Embolisation des fibromes utérins

C’est une tumeur bénigne (non cancéreuse) qui se développe au niveau de l’utérus. Ces fibromes sont très fréquents, il existe une prédisposition familiale ou ethnique. Ils guérissent généralement à la ménopause mais peuvent réapparaître en cas de traitement hormonal substitutif. Ces fibromes sont responsables de symptômes qu’il est nécessaire de traiter.

Le traitement du fibrome dépend de sa taille, de sa localisation et de la sévérité des symptômes qui l’accompagnent.

  • Un traitement médical : c’est généralement le traitement initial, pilule contraceptive, autre traitement hormonal ou anti-inflammatoire non stéroïdien. Ces traitements comportent des risques s’ils sont utilisés à long terme.
  • La myomectomie : le fibrome est enlevé sous anesthésie générale par voies naturelles, par coelioscopie ou par voie chirurgicale classique, en laissant l’utérus en place.
    Cette intervention nécessite plusieurs jours d’hospitalisation, mais préserve les possibilités d’une grossesse ultérieure.
  • L’hystérectomie : réalisée sous anesthésie générale, consiste à enlever l’utérus. Elle nécessite plusieurs jours d’hospitalisation et une convalescence de 4 à 6 semaines. C’est la technique la plus fréquemment utilisée

Enfin les fibromes peuvent être traités par Embolisation pelvienne

L’intervention dure une heure (parfois un peu plus).

A votre arrivée, l’infirmière vous posera une perfusion. Vous la garderez pendant 48 heures, soit le temps de votre hospitalisation.

Cette perfusion est destinée à vous administrer des produits relaxants et anti-douleurs avant, pendant et après l’intervention.

L’intervention est réalisée sous anesthésie locale, une sonde fine est introduite au niveau du poignet gauche (artère radiale), puis guidée le long des artères jusqu’à l’artère utérine. Une fois en place, cette sonde permet d’injecter des petites particules qui vont boucher les artérioles qui irriguent le fibrome, pour y arrêter la circulation sanguine, entraînant ainsi : sa nécrose et une diminution importante de son volume, voire sa disparition en quelques semaines ou quelques mois.

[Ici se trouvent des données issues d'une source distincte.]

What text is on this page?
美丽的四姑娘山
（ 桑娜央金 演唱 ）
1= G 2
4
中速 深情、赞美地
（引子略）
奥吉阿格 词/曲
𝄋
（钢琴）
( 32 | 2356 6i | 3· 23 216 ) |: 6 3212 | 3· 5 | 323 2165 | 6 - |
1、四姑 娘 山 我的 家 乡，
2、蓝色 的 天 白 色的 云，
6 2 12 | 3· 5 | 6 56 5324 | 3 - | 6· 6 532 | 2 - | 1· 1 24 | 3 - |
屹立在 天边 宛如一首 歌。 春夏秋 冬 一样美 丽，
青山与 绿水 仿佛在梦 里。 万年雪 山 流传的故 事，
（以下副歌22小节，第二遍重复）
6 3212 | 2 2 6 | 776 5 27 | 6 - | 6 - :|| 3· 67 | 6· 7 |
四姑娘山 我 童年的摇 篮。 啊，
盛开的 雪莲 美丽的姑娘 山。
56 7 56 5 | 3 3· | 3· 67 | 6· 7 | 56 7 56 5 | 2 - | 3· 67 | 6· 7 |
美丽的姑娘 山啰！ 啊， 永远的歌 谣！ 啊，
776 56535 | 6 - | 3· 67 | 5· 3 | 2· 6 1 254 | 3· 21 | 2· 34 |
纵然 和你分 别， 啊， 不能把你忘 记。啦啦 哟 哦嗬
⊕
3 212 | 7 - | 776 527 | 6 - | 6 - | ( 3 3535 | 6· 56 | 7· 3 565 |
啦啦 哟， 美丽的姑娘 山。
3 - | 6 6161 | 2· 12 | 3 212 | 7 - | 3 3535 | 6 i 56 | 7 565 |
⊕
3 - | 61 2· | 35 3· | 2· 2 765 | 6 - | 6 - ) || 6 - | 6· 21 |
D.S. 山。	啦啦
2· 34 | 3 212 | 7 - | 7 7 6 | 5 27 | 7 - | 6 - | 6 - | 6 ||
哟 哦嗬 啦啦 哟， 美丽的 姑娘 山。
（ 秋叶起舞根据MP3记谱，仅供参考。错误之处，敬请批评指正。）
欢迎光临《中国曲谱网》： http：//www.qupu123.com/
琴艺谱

L’introduction de la sonde par le poignet permet un levé précoce et d’éviter la survenue d’un hématome.

Un protocole prévu par l’anesthésiste est mis en place pour le contrôle de la douleur : il est nécessaire dès que celle-ci apparaît de le signaler.

A l’issue de cette intervention, vous séjournerez en salle de réveil pendant quelques heures, pour la surveillance et le contrôle de la douleur (mise en place d’une PCA ).

L’embolisation pelvienne est réalisée sans anesthésie générale, sans ouverture de l’abdomen.

Elle nécessite une hospitalisation de trois nuits : la veille de l’intervention et 48 heures après celle-ci. Plus une convalescence brève de 1 à 3 semaines.

C’est une technique efficace : elle permet de guérir les symptômes des fibromes dans 90% des cas, en faisant diminuer le volume de plus de 70%.

La récidive est exceptionnelle.

Il faut considérer que cette intervention n’autorise pas de grossesse ultérieure.

Vous aurez un entretien avec les différents médecins qui vous suivent afin de discuter des différentes alternatives thérapeutiques.

Une consultation pré-anesthésique spécifique, obligatoire, doit avoir été pratiquée dans les semaines précédent l’intervention. Elle permet à la fois de dépister une éventuelle allergie, de prescrire un traitement préventif, mais aussi de contrôler votre bilan sanguin, afin de prévenir d’autres risques ou contre-indications.

Un bilan sanguin est nécessaire que vous devez faire réaliser avant votre hospitalisation, une ordonnance vous est prescrite à cet effet.

Sachez qu’il est souhaitable :

  • d’avoir arrêté votre traitement hormonal au moins 2 mois avant l’intervention
  • d’avoir fait enlever votre stérilet

Le radiologue vous donnera directement les résultats dans la salle à l’issue de l’intervention, puis un compte-rendu détaillé sera communiqué à votre médecin.